David Streid
David Streid
Year: 2013
Faculty Advisor: Klaas Van Wijk

Genetic Study of the Relationship of Clp Protease to Plastid Metabolism & DNA Repair in Arabidopsis Thaliana

Plastids play a critical role in cellular function by manufacturing metabolic compounds and conducting photosynthesis. These processes are maintained through various mechanisms, including proteolysis in the plastid. Understanding how proteolysis enhances growth could improve efforts to maximize crop yield. Indeed, the chloroplast can produce valuable chemicals and vaccines due to its high capacity for protein synthesis and could be improved by an understanding of plastid proteases that maintain protein homeostasis. Proteases are fundamental to plant development by their regulation of proteolysis, or the breakdown of proteins into smaller polypeptides. Clp Protease, the most abundant, soluble protease complex in plant plastids, is of particular interest to the Van Wijk Lab. Recent genetic studies suggest that the Clp protease contributes to protein biogenesis, embryogenesis, and cellular metabolism. Previously the lab identified eight candidate substrates that bind uniquely to ClpS, which is a substrate selector for proteolysis. This summer, I studied two proteins suspected to regulate DNA organization and repair in Arabidopsis thaliana – UVR and pTAC17. I focused on the localization and spatiotemporal expression of these proteins as well as how they affect plant phenotype. To isolate their role in plant development, I compared knockout mutants grown with wild type plants with intentions to perform the complementation test by floral dipping. Immunoblot analyses determined the subcellular localization of UVR and pTAC17 proteins in chloroplast stroma and membrane; compared their expression between wild type and ClpS mutant; and analyzed their expression levels in 1 to 6 week old leaves as well as flower, stem, and silique samples. The results of this project could further the understanding of their functions in plastid DNA maintenance and its regulation through theClp protease, which is necessary to expand our knowledge of protease function, its relation to DNA integrity, and thus overall plant growth.

My Experience

My fascination with plant science stems from an awe of their capabilities and a respect for those who discover their potential.
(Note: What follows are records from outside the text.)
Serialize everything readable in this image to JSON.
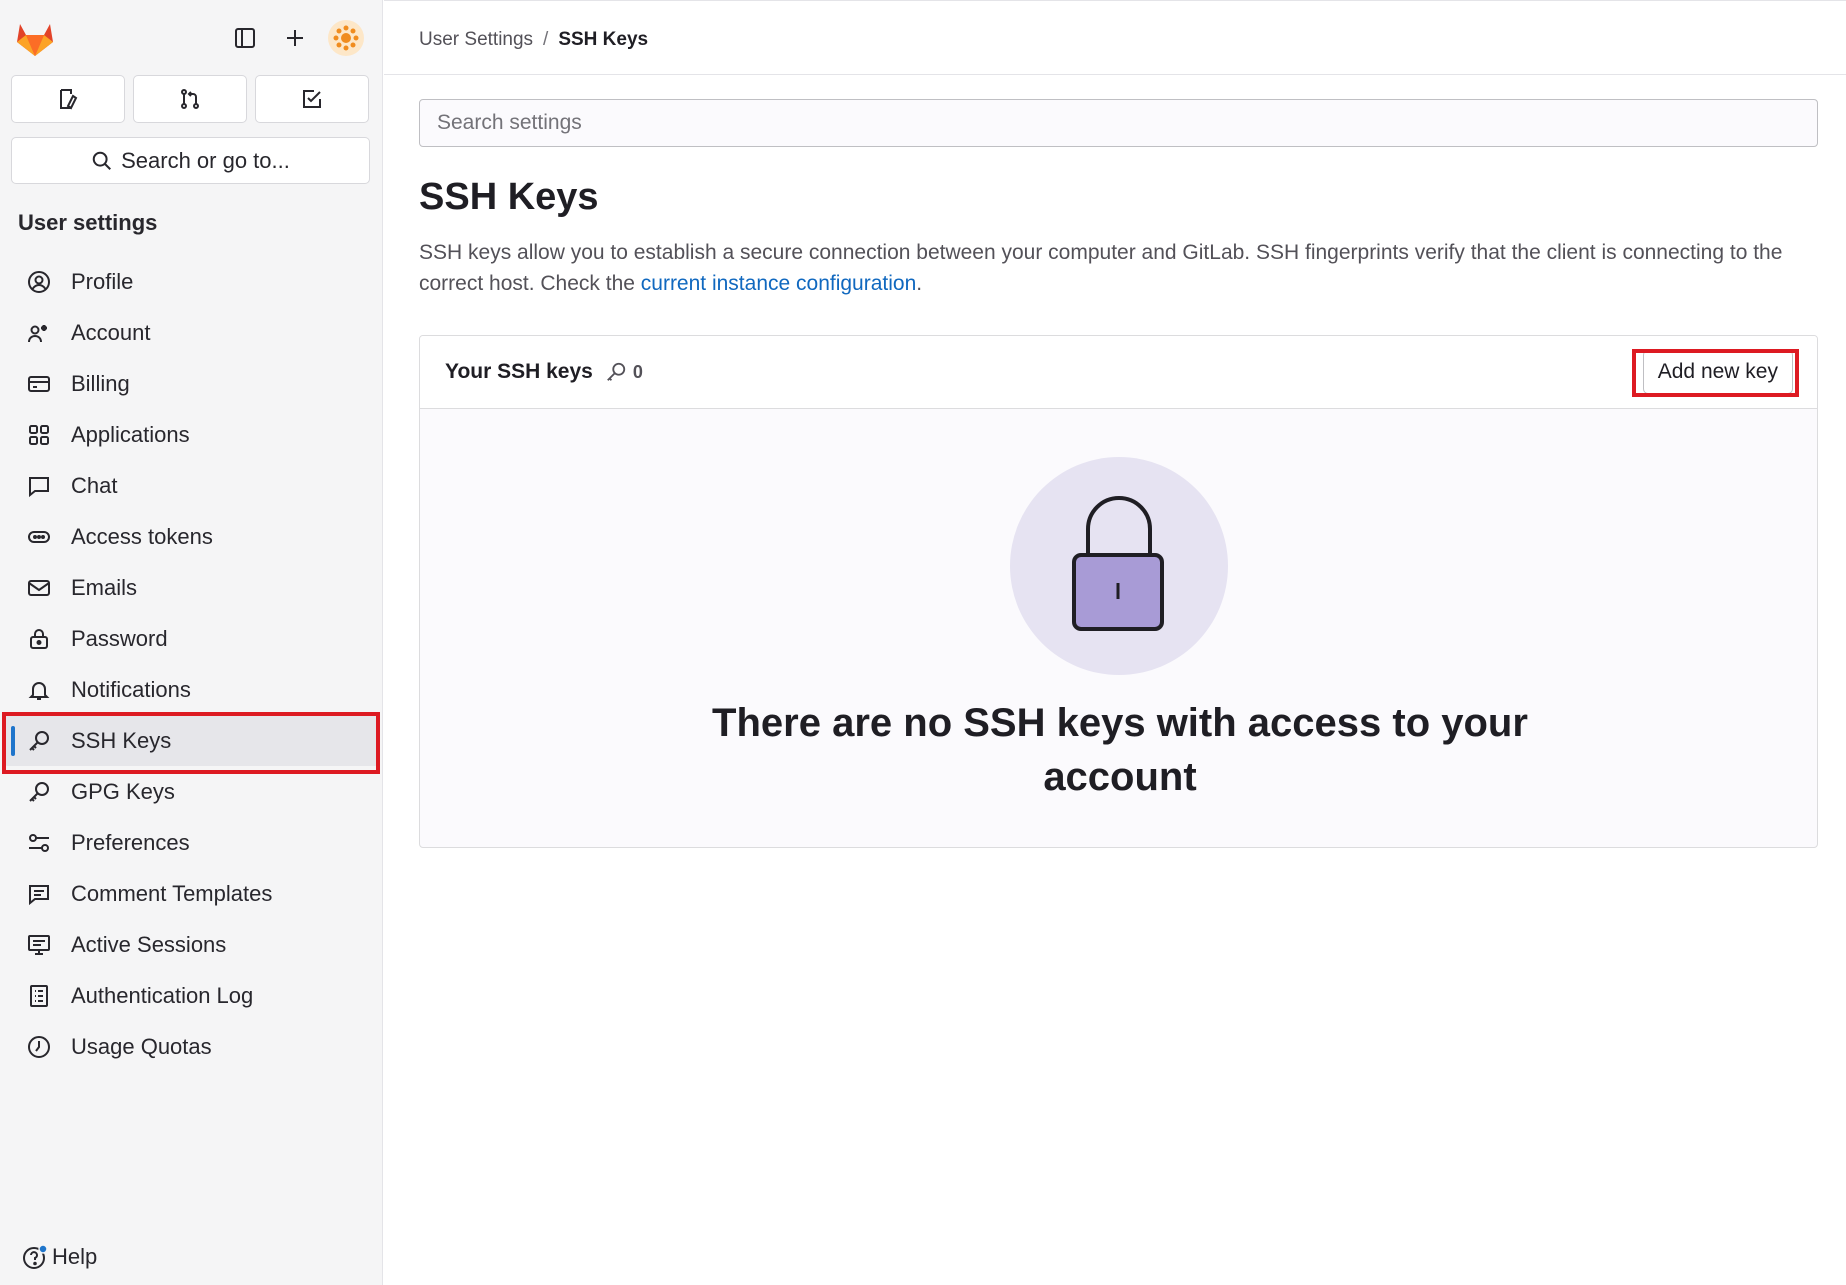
{
  "sidebar": {
    "search_label": "Search or go to...",
    "section_title": "User settings",
    "items": [
      {
        "label": "Profile",
        "icon": "profile-icon"
      },
      {
        "label": "Account",
        "icon": "account-icon"
      },
      {
        "label": "Billing",
        "icon": "billing-icon"
      },
      {
        "label": "Applications",
        "icon": "applications-icon"
      },
      {
        "label": "Chat",
        "icon": "chat-icon"
      },
      {
        "label": "Access tokens",
        "icon": "token-icon"
      },
      {
        "label": "Emails",
        "icon": "mail-icon"
      },
      {
        "label": "Password",
        "icon": "lock-icon"
      },
      {
        "label": "Notifications",
        "icon": "bell-icon"
      },
      {
        "label": "SSH Keys",
        "icon": "key-icon",
        "active": true
      },
      {
        "label": "GPG Keys",
        "icon": "key-icon"
      },
      {
        "label": "Preferences",
        "icon": "preferences-icon"
      },
      {
        "label": "Comment Templates",
        "icon": "comment-icon"
      },
      {
        "label": "Active Sessions",
        "icon": "monitor-icon"
      },
      {
        "label": "Authentication Log",
        "icon": "log-icon"
      },
      {
        "label": "Usage Quotas",
        "icon": "quota-icon"
      }
    ],
    "help_label": "Help"
  },
  "breadcrumb": {
    "parent": "User Settings",
    "separator": "/",
    "current": "SSH Keys"
  },
  "search": {
    "placeholder": "Search settings"
  },
  "page": {
    "title": "SSH Keys",
    "description_prefix": "SSH keys allow you to establish a secure connection between your computer and GitLab. SSH fingerprints verify that the client is connecting to the correct host. Check the ",
    "description_link": "current instance configuration",
    "description_suffix": "."
  },
  "card": {
    "title": "Your SSH keys",
    "count": "0",
    "add_button": "Add new key",
    "empty_state": "There are no SSH keys with access to your account"
  },
  "colors": {
    "accent": "#1f75cb",
    "link": "#1068bf",
    "highlight": "#dd1a22",
    "lock_fill": "#a89bd6"
  }
}
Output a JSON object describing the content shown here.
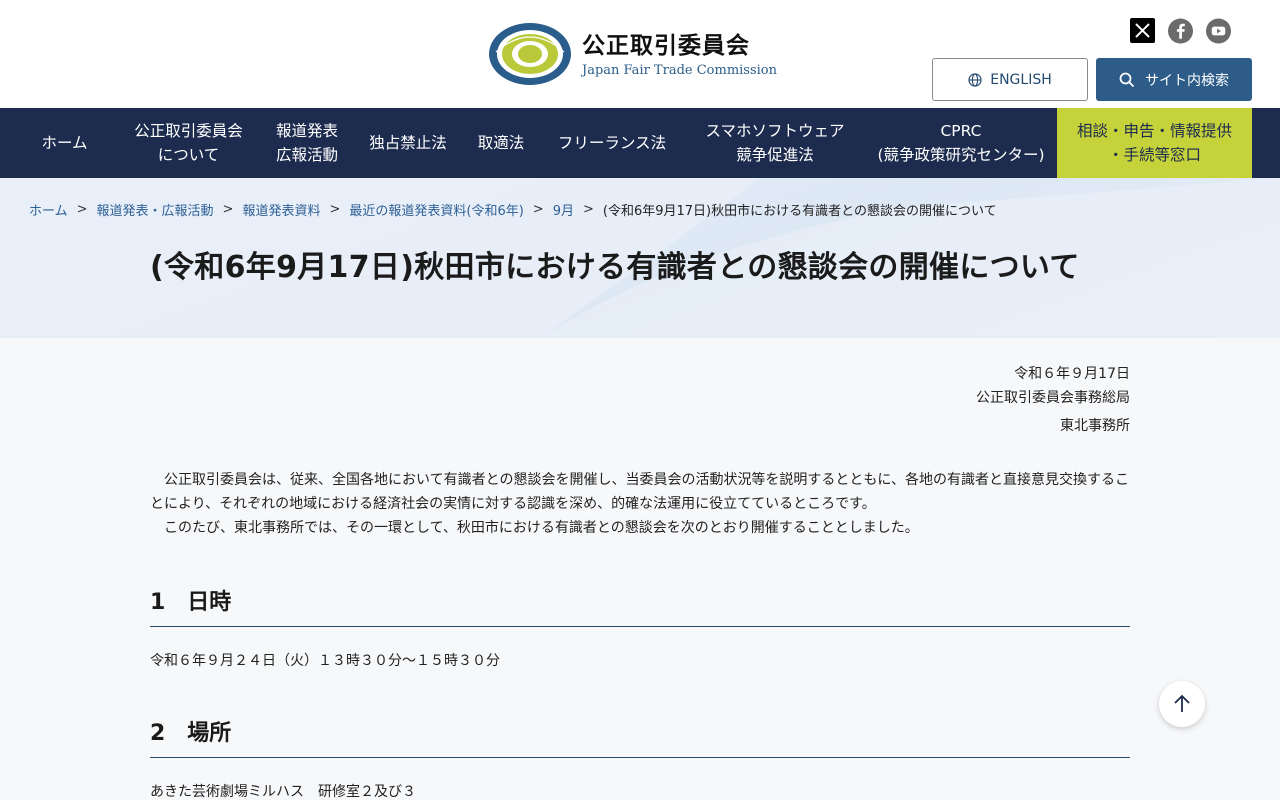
{
  "header": {
    "org_name": "公正取引委員会",
    "org_name_en": "Japan Fair Trade Commission",
    "logo_ring_text": "JAPAN FAIR TRADE COMMISSION",
    "english_label": "ENGLISH",
    "search_label": "サイト内検索",
    "social": [
      "x-icon",
      "facebook-icon",
      "youtube-icon"
    ]
  },
  "nav": {
    "items": [
      {
        "label": "ホーム",
        "width": 0
      },
      {
        "label": "公正取引委員会\nについて"
      },
      {
        "label": "報道発表\n広報活動"
      },
      {
        "label": "独占禁止法"
      },
      {
        "label": "取適法"
      },
      {
        "label": "フリーランス法"
      },
      {
        "label": "スマホソフトウェア\n競争促進法"
      },
      {
        "label": "CPRC\n(競争政策研究センター)"
      },
      {
        "label": "相談・申告・情報提供\n・手続等窓口"
      }
    ]
  },
  "breadcrumb": {
    "items": [
      "ホーム",
      "報道発表・広報活動",
      "報道発表資料",
      "最近の報道発表資料(令和6年)",
      "9月"
    ],
    "current": "(令和6年9月17日)秋田市における有識者との懇談会の開催について"
  },
  "page": {
    "title": "(令和6年9月17日)秋田市における有識者との懇談会の開催について",
    "date": "令和６年９月17日",
    "issuer1": "公正取引委員会事務総局",
    "issuer2": "東北事務所",
    "para1": "公正取引委員会は、従来、全国各地において有識者との懇談会を開催し、当委員会の活動状況等を説明するとともに、各地の有識者と直接意見交換することにより、それぞれの地域における経済社会の実情に対する認識を深め、的確な法運用に役立てているところです。",
    "para2": "このたび、東北事務所では、その一環として、秋田市における有識者との懇談会を次のとおり開催することとしました。",
    "sections": [
      {
        "heading": "1　日時",
        "text": "令和６年９月２４日（火）１３時３０分～１５時３０分"
      },
      {
        "heading": "2　場所",
        "text": "あきた芸術劇場ミルハス　研修室２及び３"
      }
    ]
  },
  "colors": {
    "nav_bg": "#1c2b4e",
    "help_bg": "#c6d23a",
    "search_btn": "#2d5c88",
    "link": "#2e5f96"
  }
}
With the expertise of my mentors, I was able to take part in this scientific exploration. Two months ago Western Blotting was a foreign concept to me, but now this procedure and many others like Colony PCR and Bacterial Transformation, come naturally. My mentors and lab members instilled a desire to discover and become a better researcher. Working with them provided an awareness of how successful research is conducted and the ability to think critically about a project. This internship gave me skills I will continue to improve upon in future labs and ingrained a new perspective for my undergraduate years. Now I not only visualize myself pursuing scientific advancement, but also have a growing desire to achieve it.